Dilimize yerleşmiş deyimlerin hikayeleri nelermiş

Kendimizi daha iyi ve daha güçlü ifade etmek için sıklıkla kullandığımız deyimlerin ardında hangi hikâyelerin yattığını hiç düşündünüz mü? İşte anlatımımıza akıcılık katan, çoğunun gerçek anlamından apayrı bir anlamı bulunan deyimlerimizin ortaya çıkış hikâyeleri...

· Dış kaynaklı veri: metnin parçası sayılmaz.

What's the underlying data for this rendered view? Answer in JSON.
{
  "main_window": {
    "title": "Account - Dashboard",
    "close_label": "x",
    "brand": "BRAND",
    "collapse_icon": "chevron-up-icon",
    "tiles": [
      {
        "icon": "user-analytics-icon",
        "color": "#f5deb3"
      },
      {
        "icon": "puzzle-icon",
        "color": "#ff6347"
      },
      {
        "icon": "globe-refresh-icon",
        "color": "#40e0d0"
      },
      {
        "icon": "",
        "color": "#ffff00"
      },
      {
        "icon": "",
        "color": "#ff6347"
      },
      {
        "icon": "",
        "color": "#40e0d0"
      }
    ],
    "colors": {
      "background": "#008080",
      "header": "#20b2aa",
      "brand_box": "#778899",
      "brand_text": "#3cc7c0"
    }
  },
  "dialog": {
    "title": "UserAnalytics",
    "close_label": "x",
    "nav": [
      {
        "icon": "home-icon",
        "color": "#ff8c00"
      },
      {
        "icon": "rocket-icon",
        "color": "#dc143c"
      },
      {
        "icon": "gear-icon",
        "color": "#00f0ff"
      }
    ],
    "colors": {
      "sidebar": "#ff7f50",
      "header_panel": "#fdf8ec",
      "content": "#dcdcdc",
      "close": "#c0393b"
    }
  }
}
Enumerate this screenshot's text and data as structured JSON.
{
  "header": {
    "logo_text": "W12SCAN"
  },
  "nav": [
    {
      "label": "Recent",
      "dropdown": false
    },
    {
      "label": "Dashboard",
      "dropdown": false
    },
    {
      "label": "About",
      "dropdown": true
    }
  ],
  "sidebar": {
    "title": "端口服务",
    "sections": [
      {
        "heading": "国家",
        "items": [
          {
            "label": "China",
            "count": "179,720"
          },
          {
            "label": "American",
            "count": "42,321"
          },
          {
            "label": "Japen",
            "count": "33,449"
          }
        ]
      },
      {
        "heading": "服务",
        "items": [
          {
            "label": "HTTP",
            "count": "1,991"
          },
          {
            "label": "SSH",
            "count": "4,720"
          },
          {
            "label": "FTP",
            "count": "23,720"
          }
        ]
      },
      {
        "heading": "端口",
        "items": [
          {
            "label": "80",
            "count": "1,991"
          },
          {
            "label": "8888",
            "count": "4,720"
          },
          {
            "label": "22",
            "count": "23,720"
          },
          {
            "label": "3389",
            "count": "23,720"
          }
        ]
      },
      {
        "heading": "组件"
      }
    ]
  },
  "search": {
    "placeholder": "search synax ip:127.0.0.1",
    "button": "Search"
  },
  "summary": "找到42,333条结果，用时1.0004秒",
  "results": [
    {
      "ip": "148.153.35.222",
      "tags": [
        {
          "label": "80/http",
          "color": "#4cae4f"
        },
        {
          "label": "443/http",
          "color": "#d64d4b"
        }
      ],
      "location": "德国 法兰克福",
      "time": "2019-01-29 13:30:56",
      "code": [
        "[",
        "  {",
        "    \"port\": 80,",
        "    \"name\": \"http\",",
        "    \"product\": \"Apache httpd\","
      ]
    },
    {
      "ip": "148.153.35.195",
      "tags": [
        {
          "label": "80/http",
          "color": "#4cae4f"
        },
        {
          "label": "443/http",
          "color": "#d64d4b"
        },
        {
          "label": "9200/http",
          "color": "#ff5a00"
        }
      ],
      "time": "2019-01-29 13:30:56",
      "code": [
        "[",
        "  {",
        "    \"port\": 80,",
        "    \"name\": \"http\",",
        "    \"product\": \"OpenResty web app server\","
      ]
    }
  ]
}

Ağzınla kuş tutsan nafile:


Günlük hayatta sıkça kullandığımız bu deyimin kökeni Osmanlı dönemine kadar uzanıyor. Fransa'yla iyi ilişkilerin kurulduğu bir dönemde İstanbul'a gelen Fransa elçisi, Topkapı Sarayı'nda padişahın huzuruna kabul edilmeyi beklediği sırada işinin acele olduğunu, bir an önce padişahla görüştürülmesi gerektiğini söyleyince şu cevabı alıyor: "Şevketli padişahımız bugün çok hiddetli. Biraz önce külahından tavşanlar çıkaran, alev alev yanan çubukları ağzında söndüren, havaya uçurduğu kuşu birkaç sözüyle geri döndürüp ağzıyla ayaklarından yakalayan hünerli bir hokkabazı dahi huzurundan kovdu. Senin anlayacağın, ağzınla kuş tutsan nafile, ama yine de büyük bir hünerin varsa söyle, zat-ı şahaneye arz edeyim."